Kazanması Beşiktaş’ı Avrupa Ligi yolcusu yapabilecekti. Bursa kazanırsa o yolcuk için önde gelen adaylardan biri olacaktı. Bursa bu amaca uygun, önde basarak, kendine güvenerek, çalışarak, savaşarak, boş alanlara kaçarak, hızlı çıkıp çabuk dönerek girişti mücadeleye. Beşiktaş tam tersine, durgundu!
Ağırkanlı, özgüvensiz, çıkarken top kaybı yapan, rakibine alan bırakan, topu kazandığında oyunu durdurup adeta ne yapacağını düşünen pasif bir takımdı. En önemli özelliği çalışkanlığı, çabukluğu, istekliliği, savaşımcılığını sahaya getirememişti. Hedefine varmayı sağlayacak son etap başladığında, Almeida, Niang, Sivok sakatlanıp takımdan çekildiler. Aybaba zorunlu olarak Holosko’nun da formsuzluğu yüzünden önde, sekiz aylık sakatlıktan çıkan Mustafa’ya görev verdi. Mustafa sıradan oyun içinde sırıtmadı. Savunmada Toraman-Escude ikilisini görevlendirince, savunma önü Mehmet Akgün’e kaldı. Escude kulübede beklerken öyle hamlaşmış ki ilk golün vuruşunu yapan Pinto’ya omzunu dayamayı bile beceremedi! Oğuzhan sağ kenardan içeri girdiğinde daha etkiliydi, ama topla oyalanması üretken olmasını engelledi.

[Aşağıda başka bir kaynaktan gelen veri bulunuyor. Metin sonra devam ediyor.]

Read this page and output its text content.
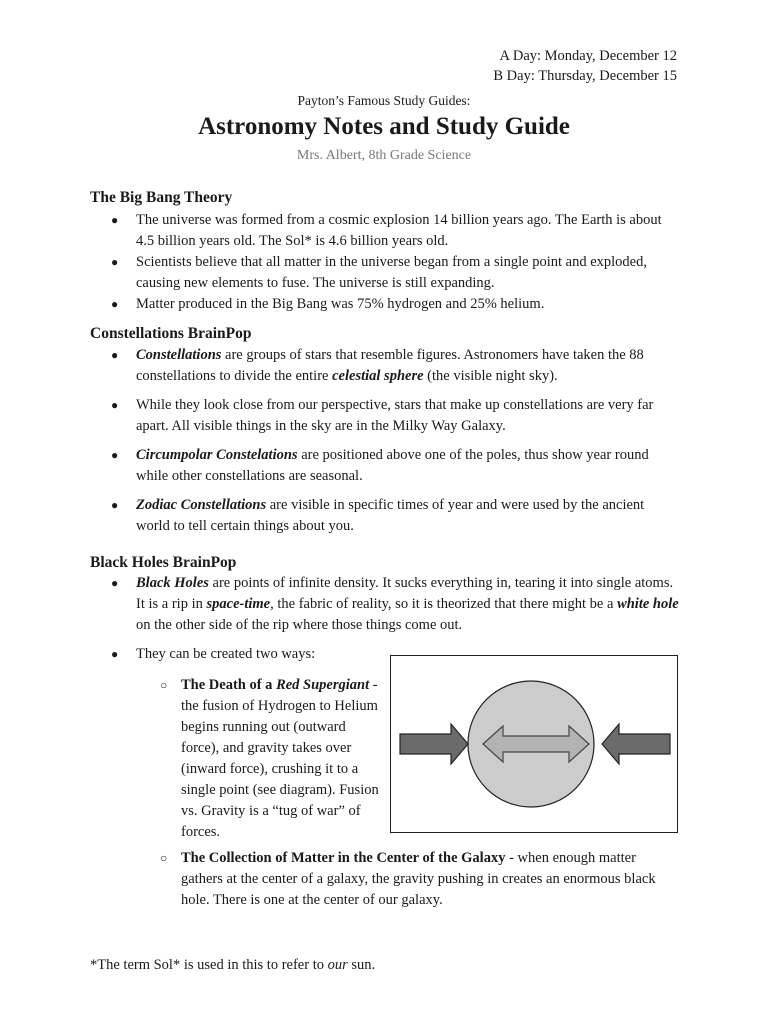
A Day: Monday, December 12
B Day: Thursday, December 15
Payton’s Famous Study Guides:
Astronomy Notes and Study Guide
Mrs. Albert, 8th Grade Science
The Big Bang Theory
● The universe was formed from a cosmic explosion 14 billion years ago. The Earth is about 4.5 billion years old. The Sol* is 4.6 billion years old.
● Scientists believe that all matter in the universe began from a single point and exploded, causing new elements to fuse. The universe is still expanding.
● Matter produced in the Big Bang was 75% hydrogen and 25% helium.
Constellations BrainPop
● Constellations are groups of stars that resemble figures. Astronomers have taken the 88 constellations to divide the entire celestial sphere (the visible night sky).
● While they look close from our perspective, stars that make up constellations are very far apart. All visible things in the sky are in the Milky Way Galaxy.
● Circumpolar Constelations are positioned above one of the poles, thus show year round while other constellations are seasonal.
● Zodiac Constellations are visible in specific times of year and were used by the ancient world to tell certain things about you.
Black Holes BrainPop
● Black Holes are points of infinite density. It sucks everything in, tearing it into single atoms. It is a rip in space-time, the fabric of reality, so it is theorized that there might be a white hole on the other side of the rip where those things come out.
● They can be created two ways:
○ The Death of a Red Supergiant - the fusion of Hydrogen to Helium begins running out (outward force), and gravity takes over (inward force), crushing it to a single point (see diagram). Fusion vs. Gravity is a “tug of war” of forces.
○ The Collection of Matter in the Center of the Galaxy - when enough matter gathers at the center of a galaxy, the gravity pushing in creates an enormous black hole. There is one at the center of our galaxy.
*The term Sol* is used in this to refer to our sun.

Beşiktaş’ın etkili olabilmesi için takımca canlanması gerekiyordu. İkinci yarıda M.Akgün’ün görevini Necip’in alması ve durumun ciddiyetini görmüş olmak Beşiktaş’ı kısa bir süre toparladı. Topu kendinde tutabilmeye, hücum organizasyonları göstermeye başladı. Bunda Bursaspor’un ilk yarıdaki temposunu düşürmesi de etkiliydi. Bursa hızlandığı anda Beşiktaş gene sapır sapır döküldü. Topu kaybettiği yerde kazanma girişimi yapmadı! Rakibinin gönlünce hücum etmesine izin verdi. Beşiktaş hemen hiçbir şeyi iyi yapamadı dün. Biraz şanssızdı: Çünkü her takım ligin en olgun zamanını yaşarken, Beşiktaş sakatlıklar yüzünden sanki sezon başıymış gibi iyi onbir arayışındaydı! Ama oyuncular önemli ölçüde sorumsuzdular. Ve teknik adam çok yetersiz kalmış, adamlarını havaya sokamamıştı. Yüksek motivasyon isteyen bir zamanda böyle bir durgunluk göstermek ayıptı.